А затем я даю этой учетной записи службы права администратора в ведре GCS.
gsutil iam ch serviceAccount:test-sa@<PROJECT>.iam.gserviceaccount.com:admin gs://<BUCKET>
Теперь мне нужен метод для проверки того, какие роли / разрешения предоставлены учетной записи службы.
Один из способов - сделать что-то вроде:
gcloud projects get-iam-policy <PROJECT> \
--flatten="bindings[].members" \
--format='table(bindings.role)' \
--filter="bindings.members: serviceAccount:test-sa@<PROJECT>.iam.gserviceaccount.com"
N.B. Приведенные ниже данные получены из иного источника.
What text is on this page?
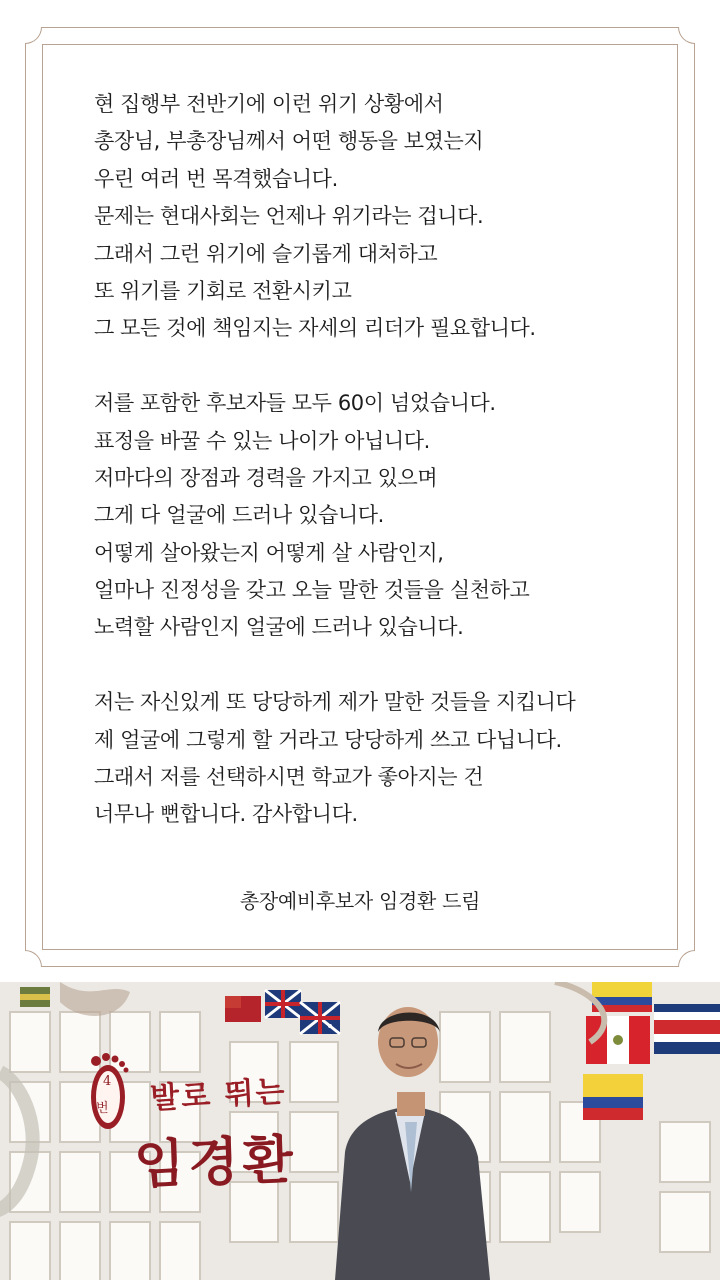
현 집행부 전반기에 이런 위기 상황에서
총장님, 부총장님께서 어떤 행동을 보였는지
우린 여러 번 목격했습니다.
문제는 현대사회는 언제나 위기라는 겁니다.
그래서 그런 위기에 슬기롭게 대처하고
또 위기를 기회로 전환시키고
그 모든 것에 책임지는 자세의 리더가 필요합니다.
저를 포함한 후보자들 모두 60이 넘었습니다.
표정을 바꿀 수 있는 나이가 아닙니다.
저마다의 장점과 경력을 가지고 있으며
그게 다 얼굴에 드러나 있습니다.
어떻게 살아왔는지 어떻게 살 사람인지,
얼마나 진정성을 갖고 오늘 말한 것들을 실천하고
노력할 사람인지 얼굴에 드러나 있습니다.
저는 자신있게 또 당당하게 제가 말한 것들을 지킵니다
제 얼굴에 그렇게 할 거라고 당당하게 쓰고 다닙니다.
그래서 저를 선택하시면 학교가 좋아지는 건
너무나 뻔합니다. 감사합니다.
총장예비후보자 임경환 드림
4
번 발로 뛰는
임경환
Но приведенная выше команда возвращает пустое значение.
Но если я получу ACL для корзины, я ясно вижу, что участники и роли для корзины.
gsutil iam get gs://<BUCKET>
{
"bindings": [
{
"members": [
"serviceAccount:test-sa@<PROJECT>.iam.gserviceaccount.com"
],
"role": "roles/storage.admin"
},
{
"members": [
"projectEditor:<PROJECT>",
"projectOwner:<PROJECT>"
],
"role": "roles/storage.legacyBucketOwner"
},
{
"members": [
"projectViewer:<PROJECT>"
],
"role": "roles/storage.legacyBucketReader"
}
],
"etag": "CAI="
}
Может ли кто-нибудь посоветовать мне, как я могу просматривать сегменты / разрешения, связанные с учетной записью службы, а не наоборот?